A growing body of research indicates that cultural or experiential differences cause disparities in visual processing. For instance, looking at the same series of images, people from East Asian cultures are more likely to spot changes in the background of a scene, where Westerners tend to notice changes in central objects.
Visual perception comprises a crossfire of cognitive processes that the brain harmonizes into the mental image of what we see. Color, motion, edges of shapes and other factors are processed in different areas of the brain — and the brain also seeks to relate the new information to what already lives in our memories, such as a lifetime of cultural experience.
Kahan’s research will focus on timing. “What really interests me is, where in the visual information processing stream does culture seem to exert its role?” Kahan says. “Is that happening only late in visual perception, after an object representation has been formed, or is it at the earliest stages of vision?”
Until recently, researchers haven’t been able to make much progress with that question. “It’s really difficult to try to figure out where in the visual processing stream this is happening,” says Kahan.
But he and his research partners have developed certain visual illusions, presented on computer screens to participants in his research, whose results can be correlated with specific phases of visual processing and may pertain to cultural experience.
During his sabbatical, Kahan will explore how well those illusions actually do correspond to cultural influences on visual perception.
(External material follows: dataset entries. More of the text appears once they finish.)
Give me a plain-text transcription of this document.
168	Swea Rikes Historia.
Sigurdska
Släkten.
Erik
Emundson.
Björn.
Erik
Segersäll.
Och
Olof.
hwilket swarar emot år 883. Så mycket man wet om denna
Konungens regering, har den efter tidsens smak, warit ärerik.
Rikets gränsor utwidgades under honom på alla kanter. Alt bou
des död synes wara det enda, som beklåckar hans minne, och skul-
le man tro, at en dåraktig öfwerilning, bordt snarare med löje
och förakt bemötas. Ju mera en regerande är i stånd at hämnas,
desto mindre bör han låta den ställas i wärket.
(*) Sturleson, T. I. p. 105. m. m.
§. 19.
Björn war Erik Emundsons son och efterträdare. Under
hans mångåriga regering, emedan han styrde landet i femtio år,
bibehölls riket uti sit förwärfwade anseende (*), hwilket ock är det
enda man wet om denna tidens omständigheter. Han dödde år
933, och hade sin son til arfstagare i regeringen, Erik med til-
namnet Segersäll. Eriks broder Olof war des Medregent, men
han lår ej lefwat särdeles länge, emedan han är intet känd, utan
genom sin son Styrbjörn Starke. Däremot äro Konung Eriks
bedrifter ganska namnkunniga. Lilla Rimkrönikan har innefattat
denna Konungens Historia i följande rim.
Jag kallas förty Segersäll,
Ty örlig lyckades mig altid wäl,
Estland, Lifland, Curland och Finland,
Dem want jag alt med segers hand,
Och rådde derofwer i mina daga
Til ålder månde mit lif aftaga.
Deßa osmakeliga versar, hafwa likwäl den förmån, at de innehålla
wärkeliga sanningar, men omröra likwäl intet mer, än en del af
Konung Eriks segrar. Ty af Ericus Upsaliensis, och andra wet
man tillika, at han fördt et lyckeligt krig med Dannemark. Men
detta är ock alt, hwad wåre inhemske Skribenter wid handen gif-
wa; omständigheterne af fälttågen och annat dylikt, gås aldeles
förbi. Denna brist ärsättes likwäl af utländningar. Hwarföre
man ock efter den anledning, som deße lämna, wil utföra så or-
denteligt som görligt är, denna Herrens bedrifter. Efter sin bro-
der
He will run comparative perception experiments, based on the illusions, using participants from different cultures — in this case the U.S. and Australia, where he will work with Paul Dux, an associate professor of psychology at the University of Queensland.
“Definitely, your life experiences do shape the way you attend to the world, and they do influence visual perception,” Kahan says. “But I think researchers have tended to stop there. Our group is the only group that I know of where we’re trying to pinpoint where in the visual processing stream this is occurring.”
Broadly speaking, Kahan’s research investigates the mechanisms of paying attention to, perceiving and remembering the incalculable amounts of visual information that life presents. “Attention, perception, memory and language are so highly interconnected they are often hard to disentangle,” Kahan says.
Kahan, who chairs the Bates psychology department, joined the college in 2002. Among the topics he teaches are sensation and perception, cognitive psychology, the psychology of language, and cognition in insects, birds and mammals other than humans.
He earned a bachelor’s of science degree in psychology at Syracuse University and a doctorate in cognitive psychology at the University at Albany, State University of New York.